Worse, however, is the Court’s insistence that, to be credited, an administrative practice must pay “ 'specific attention to the statutory authorization’ ” under which an agency purports to operate. Ante, at 117, quoting Adamo Wrecking Co. v. United States, 434 U. S. 275, 287 n. 5 (1978). As my Brother Stevens *126noted in dissent in Adamo, see id., at 302, Norwegian Nitrogen Co. v. United States, 288 U. S. 294 (1933)— perhaps our leading case on the use of administrative practice as a guide to statutory interpretation — says not a word about attention to statutory authority. Nor does it reduce the value of administrative practice to its “persuasive effect” as the Court would apparently do here. Instead, as I understand the case, Norwegian Nitrogen focuses on the “contemporaneous construction of a statute by the men charged with the responsibility of setting its machinery in motion,” id., at 315, precisely because their action is itself evidence of assumptions — perhaps unspoken by either the administrators or Congress — brought to a regulatory problem by all involved in its solution. Indeed, common experience tells us that it is assumptions which everyone shares which often go unspoken because their very obviousness negates the need to set them out.

Therefore, while I do not dispute that well-reasoned administrative opinions which pay scrupulous attention to every jot and tittle of statutory language are more persuasive than unexplained actions — and certainly more in keeping with a norm of administrative action that ought to be encouraged— I cannot dismiss, as the Court apparently does, less well-reasoned, or even unexplained, administrative actions as irrelevant to the meaning of a statute.

The only document made public by the SEC at the time it suspends trading in a security is a “Notice of Suspension of Trading.” Numerous copies of this notice are included in the Appendix and each contains only the boilerplate explanation:

“It appearing to the Securities and Exchange Commission that the summary suspension of trading in such securities on such exchange and otherwise than on a national securities exchange is required in the public interest and for the protection of investors; [therefore, trading is suspended].”

See App. 11, 13, 16, 19, 21, 23, 25, 27, 30, 33, 36, 39, 41, 44, 47, 50, 53, 56, 59, 62, 65, 67, 69, 71, 73, 76, 79, 82, 85, 88, 91, 94, 97, 100, 103, 106. The sole exception to this monotonous pattern is the notice which issued after respondent lodged his verified petition with the SEC. That notice recounted the allegations of the petition and stated in some detail why it was necessary to continue the suspension of Canadian Javelin stock. See id., at 109-110.

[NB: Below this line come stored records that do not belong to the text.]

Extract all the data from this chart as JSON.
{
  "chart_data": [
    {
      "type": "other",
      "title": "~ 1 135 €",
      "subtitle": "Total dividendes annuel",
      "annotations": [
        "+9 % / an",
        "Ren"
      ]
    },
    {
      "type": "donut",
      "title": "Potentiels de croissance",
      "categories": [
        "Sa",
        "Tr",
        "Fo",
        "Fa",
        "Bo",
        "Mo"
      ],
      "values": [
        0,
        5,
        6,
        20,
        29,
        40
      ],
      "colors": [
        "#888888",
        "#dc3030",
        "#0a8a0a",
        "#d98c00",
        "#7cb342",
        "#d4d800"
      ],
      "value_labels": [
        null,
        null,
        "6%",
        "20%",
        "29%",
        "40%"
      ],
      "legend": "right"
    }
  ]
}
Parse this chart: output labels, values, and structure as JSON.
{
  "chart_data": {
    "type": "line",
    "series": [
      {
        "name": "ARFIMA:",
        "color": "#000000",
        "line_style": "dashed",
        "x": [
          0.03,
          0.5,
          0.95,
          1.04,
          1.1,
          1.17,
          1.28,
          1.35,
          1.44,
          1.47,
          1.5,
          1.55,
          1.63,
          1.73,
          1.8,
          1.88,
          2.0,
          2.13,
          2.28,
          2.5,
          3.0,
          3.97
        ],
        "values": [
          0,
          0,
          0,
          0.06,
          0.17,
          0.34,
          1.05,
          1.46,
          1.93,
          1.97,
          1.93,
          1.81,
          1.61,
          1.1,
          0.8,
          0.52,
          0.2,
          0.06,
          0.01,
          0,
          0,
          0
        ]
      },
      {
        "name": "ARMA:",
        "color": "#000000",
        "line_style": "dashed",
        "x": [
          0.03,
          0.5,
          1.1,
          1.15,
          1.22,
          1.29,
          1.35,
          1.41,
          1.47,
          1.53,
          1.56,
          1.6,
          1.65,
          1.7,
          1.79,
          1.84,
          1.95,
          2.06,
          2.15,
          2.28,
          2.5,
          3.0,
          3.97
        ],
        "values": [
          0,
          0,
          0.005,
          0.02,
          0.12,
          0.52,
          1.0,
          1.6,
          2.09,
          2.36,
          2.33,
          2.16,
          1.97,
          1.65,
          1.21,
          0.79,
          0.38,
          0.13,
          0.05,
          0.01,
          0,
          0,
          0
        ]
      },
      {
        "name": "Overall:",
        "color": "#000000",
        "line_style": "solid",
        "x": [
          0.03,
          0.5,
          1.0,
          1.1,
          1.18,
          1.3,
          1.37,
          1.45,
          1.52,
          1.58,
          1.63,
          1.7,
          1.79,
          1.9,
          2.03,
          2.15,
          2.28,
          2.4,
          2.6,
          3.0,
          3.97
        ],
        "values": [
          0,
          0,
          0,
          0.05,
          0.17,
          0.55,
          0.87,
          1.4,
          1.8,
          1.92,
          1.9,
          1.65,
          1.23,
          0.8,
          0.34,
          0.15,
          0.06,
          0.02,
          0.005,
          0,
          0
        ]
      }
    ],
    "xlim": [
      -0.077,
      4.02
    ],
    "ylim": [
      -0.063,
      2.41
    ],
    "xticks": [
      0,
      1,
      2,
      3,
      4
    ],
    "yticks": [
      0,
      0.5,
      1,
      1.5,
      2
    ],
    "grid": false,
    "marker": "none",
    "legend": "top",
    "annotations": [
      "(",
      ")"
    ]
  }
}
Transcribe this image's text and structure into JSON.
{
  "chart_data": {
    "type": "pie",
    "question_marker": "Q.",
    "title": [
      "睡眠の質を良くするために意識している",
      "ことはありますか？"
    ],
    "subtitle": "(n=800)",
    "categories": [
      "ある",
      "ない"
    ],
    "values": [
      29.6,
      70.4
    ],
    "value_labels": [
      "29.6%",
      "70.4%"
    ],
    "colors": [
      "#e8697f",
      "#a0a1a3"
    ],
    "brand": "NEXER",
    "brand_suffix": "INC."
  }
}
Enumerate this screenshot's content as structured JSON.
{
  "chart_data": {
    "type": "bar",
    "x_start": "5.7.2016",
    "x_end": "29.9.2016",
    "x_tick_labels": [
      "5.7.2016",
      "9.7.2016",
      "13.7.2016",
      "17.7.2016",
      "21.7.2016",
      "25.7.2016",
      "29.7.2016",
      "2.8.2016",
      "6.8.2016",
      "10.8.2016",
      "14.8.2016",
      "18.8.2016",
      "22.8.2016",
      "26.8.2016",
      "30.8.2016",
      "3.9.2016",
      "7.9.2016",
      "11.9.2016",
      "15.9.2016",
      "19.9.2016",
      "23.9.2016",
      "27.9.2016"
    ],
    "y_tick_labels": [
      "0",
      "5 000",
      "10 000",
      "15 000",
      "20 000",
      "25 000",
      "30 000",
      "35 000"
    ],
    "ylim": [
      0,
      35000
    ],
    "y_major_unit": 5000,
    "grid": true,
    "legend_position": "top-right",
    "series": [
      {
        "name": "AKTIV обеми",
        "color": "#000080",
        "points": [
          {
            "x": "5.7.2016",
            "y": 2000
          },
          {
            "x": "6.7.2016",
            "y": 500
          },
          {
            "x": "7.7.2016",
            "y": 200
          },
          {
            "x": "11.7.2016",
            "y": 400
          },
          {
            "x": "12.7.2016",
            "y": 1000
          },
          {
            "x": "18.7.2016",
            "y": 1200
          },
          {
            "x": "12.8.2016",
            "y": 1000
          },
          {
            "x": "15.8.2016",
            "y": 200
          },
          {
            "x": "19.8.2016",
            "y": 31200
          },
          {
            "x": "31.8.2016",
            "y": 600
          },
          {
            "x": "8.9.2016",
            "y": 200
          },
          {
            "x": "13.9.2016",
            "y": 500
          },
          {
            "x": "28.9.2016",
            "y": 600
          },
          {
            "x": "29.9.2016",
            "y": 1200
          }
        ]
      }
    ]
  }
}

In each instance, the explanation consists only of memoranda from the SEC’s Division of Enforcement to the Commission. See, e. g., id., at 12, 14, 15. In at least one instance, the memorandum postdates the public notice of suspension. Compare id., at 11 with id., at 12. In no case is there a memorandum from, the Commission explaining its action. The Court apparently assumes that the memoranda of the Division of Enforcement adequately explain the Commission’s action, although the basis for any such assumption is not apparent. Moreover, since the recommendations *125portion of each memoranda is excised, presumably as permitted (but not required) by Exemption 5 of the Freedom of Information Act, see EPA v. Mink, 410 U. S. 73, 89 (1973), there is no statement of reasons in any traditional sense in any of the memoranda.

See Brief for Respondent 19; App. to Brief for Respondent 20a-21a.